As to the method which the petitioner used in determining the cost of cotton consumed, we have the following testimony from the petitioner’s bookkeeper:

Q. In arriving at the cost of cotton consumed, would you take it by the actual cotton or the average cost?
A. Take it by the actual price in pounds.
Q. Would that represent the actual cotton that went in, or your estimate of it?
A. The actual cotton that went in. We have the cotton tag, and we take the number on it and the weight, and when the card comes back I put the weight on it and the price.

In this manner, the petitioner has a fairly accurate record of the cost of cotton which enters into consumption, barring the inaccuracies which we referred to under the raw cotton inventory. The petitioner showed further that the manufacture of cotton is a continuous process in which the cotton is placed in process and continues until the finished goods are obtained. We would not have the situation of goods in process on hand at an inventory date which had been placed in process several months or years prior thereto, but it would only be recently placed in process. We are, therefore, of the opinion that a reasonably accurate method of valuing the raw cotton which entered into such goods would be on the basis of the cost of raw cotton most recently placed in consumption prior to the respective inventory dates, sufficient to equal the poundage in such inventory.

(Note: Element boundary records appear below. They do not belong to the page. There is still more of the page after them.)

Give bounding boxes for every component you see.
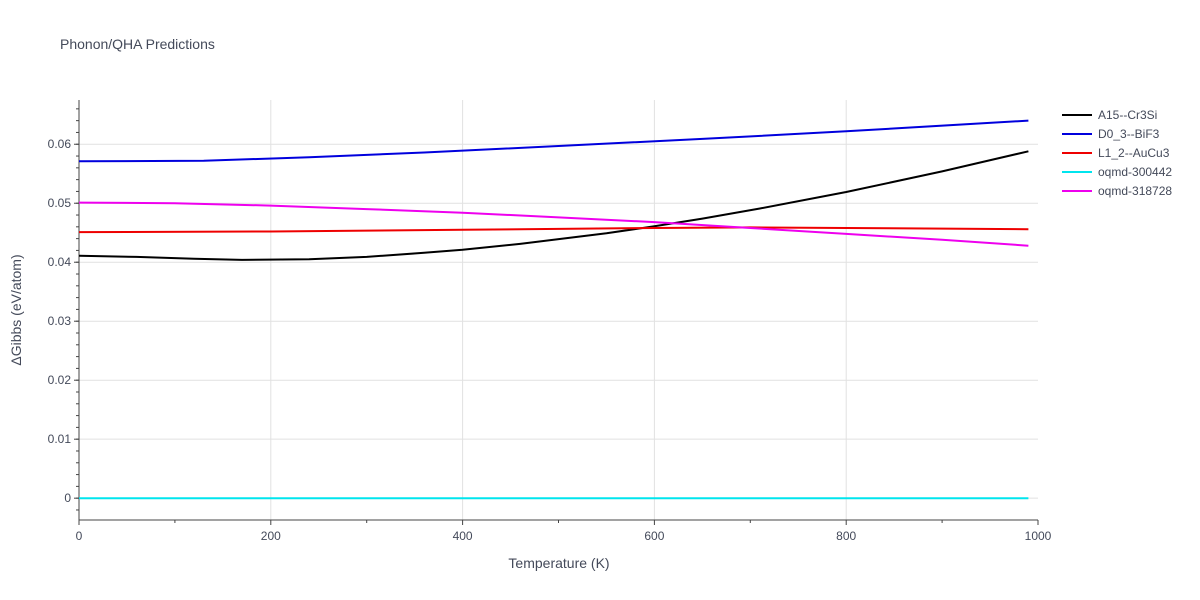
series-line-oqmd-318728[interactable] <box>78 201 1029 247</box>
legend-item[interactable]: A15--Cr3Si <box>1062 108 1157 122</box>
legend-label: oqmd-300442 <box>1098 165 1172 179</box>
grid-lines <box>79 100 1038 520</box>
legend-item[interactable]: D0_3--BiF3 <box>1062 127 1160 141</box>
y-axis-title: ΔGibbs (eV/atom) <box>8 254 24 365</box>
x-tick-label: 800 <box>836 529 856 543</box>
x-tick-label: 0 <box>76 529 83 543</box>
y-tick-label: 0 <box>64 491 71 505</box>
x-tick-label: 1000 <box>1025 529 1052 543</box>
y-tick-label: 0.06 <box>48 137 72 151</box>
legend-label: L1_2--AuCu3 <box>1098 146 1170 160</box>
legend-item[interactable]: L1_2--AuCu3 <box>1062 146 1170 160</box>
x-tick-label: 200 <box>261 529 281 543</box>
axes: 0 0.01 0.02 0.03 0.04 0.05 0.06 0 200 400 600 800 10… <box>48 100 1052 543</box>
y-tick-label: 0.05 <box>48 196 72 210</box>
series-layer <box>78 119 1029 500</box>
y-tick-label: 0.01 <box>48 432 72 446</box>
legend[interactable]: A15--Cr3Si D0_3--BiF3 L1_2--AuCu3 oqmd-3004… <box>1062 108 1172 198</box>
x-axis-title: Temperature (K) <box>508 555 609 571</box>
legend-item[interactable]: oqmd-318728 <box>1062 184 1172 198</box>
x-tick-label: 600 <box>644 529 664 543</box>
legend-label: A15--Cr3Si <box>1098 108 1157 122</box>
series-line-l1-2-aucu3[interactable] <box>78 226 1029 234</box>
x-tick-label: 400 <box>453 529 473 543</box>
y-tick-label: 0.04 <box>48 255 72 269</box>
legend-label: oqmd-318728 <box>1098 184 1172 198</box>
legend-item[interactable]: oqmd-300442 <box>1062 165 1172 179</box>
chart-title: Phonon/QHA Predictions <box>60 36 215 52</box>
y-tick-label: 0.02 <box>48 373 72 387</box>
series-line-a15-cr3si[interactable] <box>78 150 1029 261</box>
series-line-d0-3-bif3[interactable] <box>78 119 1029 163</box>
legend-label: D0_3--BiF3 <box>1098 127 1160 141</box>
y-tick-label: 0.03 <box>48 314 72 328</box>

With respect to finished goods, we find that the total poundage on hand at each inventory date is very small as compared with the total production or total sales, representing in one instance less than one per cent of the total sales in pounds for the preceding twelve months. This would indicate that yarn is being produced as it is sold and that there is not on hand an appreciable accumulation which had been produced from cotton put in process long before the various inventory dates. We are, therefore, of the opinion that the same method should be followed in valuing raw cotton entering into finished goods as goods in process, viz., use the cost of raw cotton most recently placed in process prior to the various inventory dates sufficient to equal the total poundage in the finished goods inventory.

A redetermination should, therefore, be made in accordance with the foregoing, taking into consideration the adjustments with respect to waste, depreciation of tenements, and the various items entering into manufacturing costs on which both parties are agreed.

Judgment will be entered on SO days’ notice, wider Buie 60.